About Lisbon

With its winding alleyways and small side streets, Lisboa is best explored on foot. Here’s some great neighborhoods to get your started:

Baixa and Chiado: Baixa was rebuilt in a grid in the Enlightenment style after the 1755 earthquake. Wide promenades and vast squares (Rossio and Praça do Comércio, also known as Terreiro do Paço) house the commercial heart of Lisboa. Roman ruins lie just a few feet beneath the street. Check out the Elevador de Santa Justa, built by an apprentice of Gustave Eiffel (of Eiffel tower fame) with great views and even a café at the top. Chiado is the heart of the historic city center of Lisbon: an upscale shopping district with coffee and book shops and statues of several of Portugal’s great writers, including Fernando Pessoa and Camões, and the DISQUIET homebase, CNC.
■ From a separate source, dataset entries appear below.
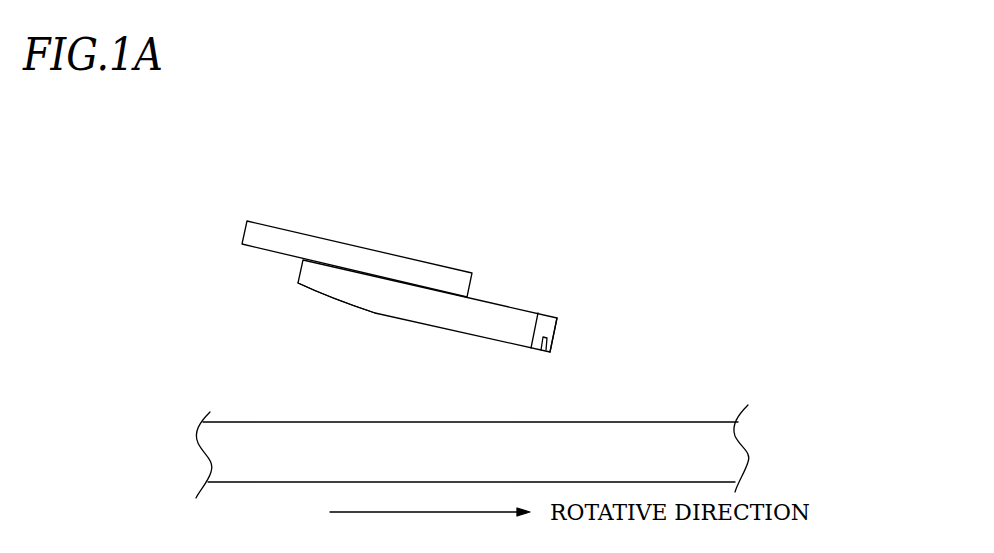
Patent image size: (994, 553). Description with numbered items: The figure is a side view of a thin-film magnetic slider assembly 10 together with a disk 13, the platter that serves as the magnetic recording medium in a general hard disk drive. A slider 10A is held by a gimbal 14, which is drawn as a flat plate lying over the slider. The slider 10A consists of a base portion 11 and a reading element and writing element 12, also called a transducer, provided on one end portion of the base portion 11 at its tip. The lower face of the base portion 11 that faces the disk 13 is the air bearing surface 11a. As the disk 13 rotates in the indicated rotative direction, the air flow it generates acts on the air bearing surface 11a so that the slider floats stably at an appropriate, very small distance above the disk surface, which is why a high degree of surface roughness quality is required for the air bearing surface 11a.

The thin-film magnetic slider assembly 10 is at (534, 265).
The slider 10A is at (711, 250).
The base portion 11 is at (508, 318).
The air bearing surface 11a is at (375, 313).
The reading element and writing element 12 is at (553, 352).
The disk 13 is at (735, 455).
The gimbal 14 is at (312, 247).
Alfama: This jumbled old Moorish neighborhood surrounding the Castelo de São Jorge is the place to go for Fado. Not to be missed, it is one of the few areas that survived the 1755 earthquake (an event so devastating and spectacular it helped inspire Voltaire’s take on humanity’s unhappy existence). The 12th-century Sé Cathedral stands on the site of a former mosque.

Bairro Alto and Bica: The spots to drink and eat. The streets are packed at night with Portuguese revelers and tourists from veritably everywhere. Each bar and club spills out into the street. Up above elderly locals hang their laundry and scowl at the noise.

Belém: known for gardens and museums, as well as the Tower of Belém and the Jerónimos Monastery, this district also houses the most famous Portuguese custard tart (pastéís de nata) bakery in the land (Antiga Confeitaria de Belém, also known as the Pastéis de Belém). This warm tart is worth the trip alone. And worthy of its own monument.